Showing posts with label Kid's Day. Show all posts
Showing posts with label Kid's Day. Show all posts

TMBT: Remember When?

Remember when the worst thing happening in your life was being grounded?  Remember when a bad day meant the person you really liked didn't call when you got home from school?  Remember when an earthquake was just an earthquake, the news was just the news, and homework was the hardest thing you'd ever done?

I remember.  I remember thinking that since the boy I liked didn't like me, life was terrible.  I remember thinking, a few years later, that being grounded from seeing my boyfriend until my grades got better meant I had it worse than anyone else on the planet.  I remember worrying about friends talking behind my back and wanting everyone to like me.  

Then I became an adult, and suddenly, loss of family members, September 11th, tsunamis and earthquakes were worse than all of that stuff put together.  The disasters and sadness put everything in perspective without a moment's notice.  Oh, to be a kid again.  To have someone take care of you, buy what you need when you need it, tell you to appreciate what you have.

The past week or so we've had to deal with more loss on a personal level than we've had to for nine years.  Losing people dear to us, whether family, friends, or family of friends can make you want to go back to the days when grounding and boys were the highest on the terrible scale.  I personally believe there is a higher power, that the people we have lost are in a better place, and though it does cushion the blow a little bit, it still sucks.  

I've been up and down on the emotional roller coaster since all of this has happened, hurting for those hurting, sad for those sad.  Wishing everyone had known what was coming, wishing they had time to prepare, wishing they could have known to say what they needed or wanted to say.  Without wanting it to, attending funerals and seeing people grieving has taken me back to nine years ago when all of that sadness struck our family, and let me tell you, it's hard to get out of that funk once you're in it.

Today is Kid's Day.  For those of you who don't know what Kid's Day is, one day every year our local newspaper donates all sales of a particular issue to the children's hospital.  People and kids volunteer to stand on street corners throughout town all morning, freezing their fingers off with smiles on their faces, in order to sell papers to benefit the hospital.  There's a special cover, a few stories about families going through tough times, sick kids, what the hospital has done for them, ect.  Last year they raised $425,000.  This year their goal  is $400,000, and even though times are touch economically, I have a feeling they'll exceed it again just like last year.  

One of today's Kid's Day cover pictures is about a preemie, a little girl born at just one pound, three ounces - arriving into this world premature at only 23 weeks.  As my oldest gave a fellow student our donation and threw the paper my way before running off to class this morning, I looked at the picture of the card someone was holding, the imprints of the baby girl's hand and foot prints, the dime sitting right next to one of the hand prints (it was almost the exact same size), and my stomach sank.  I even said  "That's so sad." as the girls were getting out of the car.
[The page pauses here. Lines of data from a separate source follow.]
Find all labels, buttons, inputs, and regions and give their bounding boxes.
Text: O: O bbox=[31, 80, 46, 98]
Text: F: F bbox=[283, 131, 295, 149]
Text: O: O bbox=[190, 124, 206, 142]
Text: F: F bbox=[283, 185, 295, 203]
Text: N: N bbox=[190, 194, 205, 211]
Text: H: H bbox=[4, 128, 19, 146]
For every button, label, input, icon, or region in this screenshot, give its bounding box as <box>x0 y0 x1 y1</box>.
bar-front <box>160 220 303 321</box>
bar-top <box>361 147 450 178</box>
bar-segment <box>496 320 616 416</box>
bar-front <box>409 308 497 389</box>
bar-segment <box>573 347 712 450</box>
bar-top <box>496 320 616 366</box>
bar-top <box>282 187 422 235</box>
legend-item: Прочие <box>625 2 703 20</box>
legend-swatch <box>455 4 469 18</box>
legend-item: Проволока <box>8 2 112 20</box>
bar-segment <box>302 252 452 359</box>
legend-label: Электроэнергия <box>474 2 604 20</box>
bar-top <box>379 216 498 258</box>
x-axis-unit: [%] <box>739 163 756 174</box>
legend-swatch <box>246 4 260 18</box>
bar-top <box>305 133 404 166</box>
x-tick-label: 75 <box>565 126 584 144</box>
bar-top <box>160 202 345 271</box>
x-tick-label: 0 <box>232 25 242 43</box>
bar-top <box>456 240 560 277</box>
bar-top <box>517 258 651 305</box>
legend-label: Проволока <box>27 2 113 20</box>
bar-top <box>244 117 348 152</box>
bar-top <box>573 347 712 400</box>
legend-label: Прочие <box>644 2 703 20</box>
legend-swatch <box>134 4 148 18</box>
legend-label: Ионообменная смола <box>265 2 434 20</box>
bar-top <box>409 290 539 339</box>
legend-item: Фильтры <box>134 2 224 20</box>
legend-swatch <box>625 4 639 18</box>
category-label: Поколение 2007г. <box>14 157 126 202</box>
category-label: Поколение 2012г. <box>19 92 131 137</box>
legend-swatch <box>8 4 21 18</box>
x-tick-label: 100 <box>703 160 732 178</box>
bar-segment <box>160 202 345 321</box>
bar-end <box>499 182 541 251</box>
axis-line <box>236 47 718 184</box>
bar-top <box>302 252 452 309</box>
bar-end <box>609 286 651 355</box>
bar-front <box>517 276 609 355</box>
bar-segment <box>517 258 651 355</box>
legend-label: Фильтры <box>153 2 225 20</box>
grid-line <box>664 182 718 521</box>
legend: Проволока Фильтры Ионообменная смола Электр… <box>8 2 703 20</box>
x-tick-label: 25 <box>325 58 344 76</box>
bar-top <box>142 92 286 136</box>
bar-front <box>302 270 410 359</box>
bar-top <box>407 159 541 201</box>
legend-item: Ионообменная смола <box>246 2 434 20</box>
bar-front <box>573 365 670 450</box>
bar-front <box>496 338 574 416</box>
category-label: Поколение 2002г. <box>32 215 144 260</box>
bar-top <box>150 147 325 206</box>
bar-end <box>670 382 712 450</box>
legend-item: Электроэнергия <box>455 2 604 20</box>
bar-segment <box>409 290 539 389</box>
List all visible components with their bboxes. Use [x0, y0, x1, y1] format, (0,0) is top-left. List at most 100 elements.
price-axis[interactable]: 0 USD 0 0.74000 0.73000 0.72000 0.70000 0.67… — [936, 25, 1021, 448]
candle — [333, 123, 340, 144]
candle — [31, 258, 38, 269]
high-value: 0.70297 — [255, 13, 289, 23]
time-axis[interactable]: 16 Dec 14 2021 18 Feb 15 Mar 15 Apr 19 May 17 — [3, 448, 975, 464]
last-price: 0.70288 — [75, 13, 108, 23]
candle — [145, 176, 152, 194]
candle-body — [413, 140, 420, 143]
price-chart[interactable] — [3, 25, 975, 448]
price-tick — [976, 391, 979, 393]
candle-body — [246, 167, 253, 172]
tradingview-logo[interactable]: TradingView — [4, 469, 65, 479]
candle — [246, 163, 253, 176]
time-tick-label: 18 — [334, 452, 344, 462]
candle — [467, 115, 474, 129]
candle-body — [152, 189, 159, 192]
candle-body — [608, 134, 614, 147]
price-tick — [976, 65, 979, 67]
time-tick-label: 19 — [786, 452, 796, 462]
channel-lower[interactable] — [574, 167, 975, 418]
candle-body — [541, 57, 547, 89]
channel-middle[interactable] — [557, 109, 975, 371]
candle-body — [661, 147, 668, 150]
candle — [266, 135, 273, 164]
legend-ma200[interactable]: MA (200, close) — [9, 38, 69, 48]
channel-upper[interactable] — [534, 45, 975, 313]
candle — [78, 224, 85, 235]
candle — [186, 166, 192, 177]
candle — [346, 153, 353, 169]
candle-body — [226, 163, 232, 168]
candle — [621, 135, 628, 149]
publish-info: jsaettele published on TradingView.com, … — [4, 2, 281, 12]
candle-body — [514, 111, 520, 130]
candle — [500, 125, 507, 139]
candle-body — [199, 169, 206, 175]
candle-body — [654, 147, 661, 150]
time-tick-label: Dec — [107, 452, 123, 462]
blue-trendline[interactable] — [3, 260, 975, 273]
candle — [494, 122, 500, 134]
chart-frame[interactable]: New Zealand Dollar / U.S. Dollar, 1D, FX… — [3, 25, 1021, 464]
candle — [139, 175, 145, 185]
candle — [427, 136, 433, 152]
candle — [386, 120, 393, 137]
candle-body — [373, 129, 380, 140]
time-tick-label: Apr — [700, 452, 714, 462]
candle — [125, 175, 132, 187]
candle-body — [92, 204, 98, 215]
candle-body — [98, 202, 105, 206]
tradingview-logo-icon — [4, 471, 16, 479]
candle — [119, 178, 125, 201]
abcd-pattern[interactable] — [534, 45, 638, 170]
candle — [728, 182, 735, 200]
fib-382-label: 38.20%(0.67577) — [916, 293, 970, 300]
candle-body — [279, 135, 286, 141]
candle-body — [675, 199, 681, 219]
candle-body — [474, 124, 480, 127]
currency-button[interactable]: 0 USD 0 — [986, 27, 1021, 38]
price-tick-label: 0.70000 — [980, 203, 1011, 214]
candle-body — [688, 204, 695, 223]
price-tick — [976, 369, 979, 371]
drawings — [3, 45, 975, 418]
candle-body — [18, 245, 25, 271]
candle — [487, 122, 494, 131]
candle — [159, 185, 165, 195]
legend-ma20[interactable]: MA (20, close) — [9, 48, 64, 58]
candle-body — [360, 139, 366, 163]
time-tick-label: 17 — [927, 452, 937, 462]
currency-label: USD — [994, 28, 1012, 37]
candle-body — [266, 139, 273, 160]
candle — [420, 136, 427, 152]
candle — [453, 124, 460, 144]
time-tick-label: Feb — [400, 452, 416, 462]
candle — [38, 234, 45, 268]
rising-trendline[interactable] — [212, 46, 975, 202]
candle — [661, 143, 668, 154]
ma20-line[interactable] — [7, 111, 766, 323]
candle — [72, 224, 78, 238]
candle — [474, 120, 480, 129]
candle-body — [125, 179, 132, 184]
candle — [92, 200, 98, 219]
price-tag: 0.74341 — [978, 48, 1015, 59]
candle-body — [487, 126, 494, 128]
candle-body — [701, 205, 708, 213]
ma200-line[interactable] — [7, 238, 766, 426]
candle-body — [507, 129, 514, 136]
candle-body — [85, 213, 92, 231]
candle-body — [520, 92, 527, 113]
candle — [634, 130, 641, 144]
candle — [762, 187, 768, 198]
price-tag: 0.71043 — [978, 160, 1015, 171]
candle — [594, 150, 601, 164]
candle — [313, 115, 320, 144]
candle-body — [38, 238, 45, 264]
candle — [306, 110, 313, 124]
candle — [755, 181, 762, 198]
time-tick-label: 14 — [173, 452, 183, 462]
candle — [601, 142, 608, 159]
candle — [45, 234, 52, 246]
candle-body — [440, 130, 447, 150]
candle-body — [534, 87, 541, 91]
I thought about how terrible it was, how terrible it all is - this life.  How sadness and pain is everywhere, all the time, no matter where we look, or what news we listen to.

The girls had been messing with my husband's ipod, and "What Hurts the Most" by Rascal Flats was playing as I drove home from the school.  I looked over at the paper on the passenger seat, a the other cover picture, a baby boy born premature, with a scar on his little stomach and tubes going into his nose, and right then, I realized I had it all wrong.  How was that sad?  That baby was here!  Alive!  He had made it!  I was seeing everything backwards.  When did that happen?  I didn't used to see things that way.  When did my outlook get so dire, so bogged down, with me concentrating on loss instead of life?  

Tragedies make you sit back and appreciate the little things, those you love and who are dear to you.  They remind you that no one knows when their time to leave this earth is, and that because of that fact, every hour, every moment is special.  Sometimes it takes a while for that reminder to grab hold, to control your thoughts though, because grief has taken over your mind, heart or whole body.  I remember when that was me.  When nothing made sense, and I could think of nothing other than the "Why"s and "What if"s and "I should have"s.   

I also remember how much better I felt when concentrating on the good times.  "Remember when"s are one of the best therapies I know.